Dopo tanto tempo, è pur lecito fare un bilancio.
Se mi chiedessero dove lavoro veramente, direi "in un circo", di quelli vittoriani, però, con tutta la sua fauna di poveri commedianti: l’acrobata in mutandoni a righe e i baffi a manubrio, i pagliacci sui trampoli, la ballerina culona in equilibrio sul cavallo da tiro, il domatore di pulci, la donna cannone…

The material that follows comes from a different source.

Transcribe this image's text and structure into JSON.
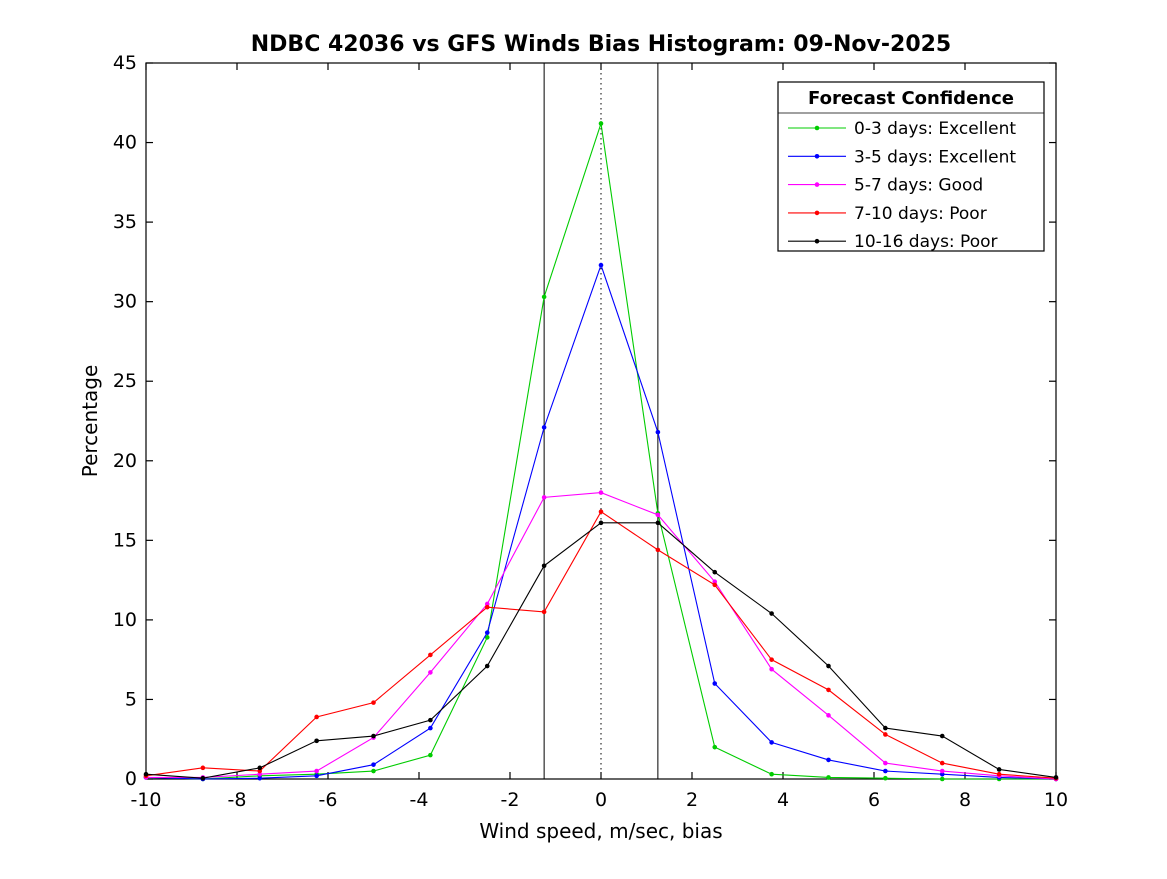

Vestire una livrea di acrilico e recitare la solita parte non era proprio quel che mi aspettavo da studentessa universitaria di belle speranze (e illusioni), ma faccio buon viso a cattivo gioco, come tanti miei colleghi angli, sfoderando sorrisi e permettendomi di ritagliare tempo per seguire altri interessi e occupazioni, tra cui scrivere. Insomma, ho una "portfolio career" – come la chiamano gli angli – di cui vado anche fiera. Nel cul-de-sac dorato in cui sembro essermi arenata, non c’è una pista con gli elefanti in fila né i trapezisti che volteggiano in aria, ma la certezza fantozziana, sebbene minata dallo spauracchio della recessione, che falcia posti qua e là, del lavoro fisso da statale, con i suoi bassi servigi, abitudini e privilegi. Il pubblico, pagante e non, sciamando ovunque si mescola agli attori e ai figuranti, come in una grande fiera di paese.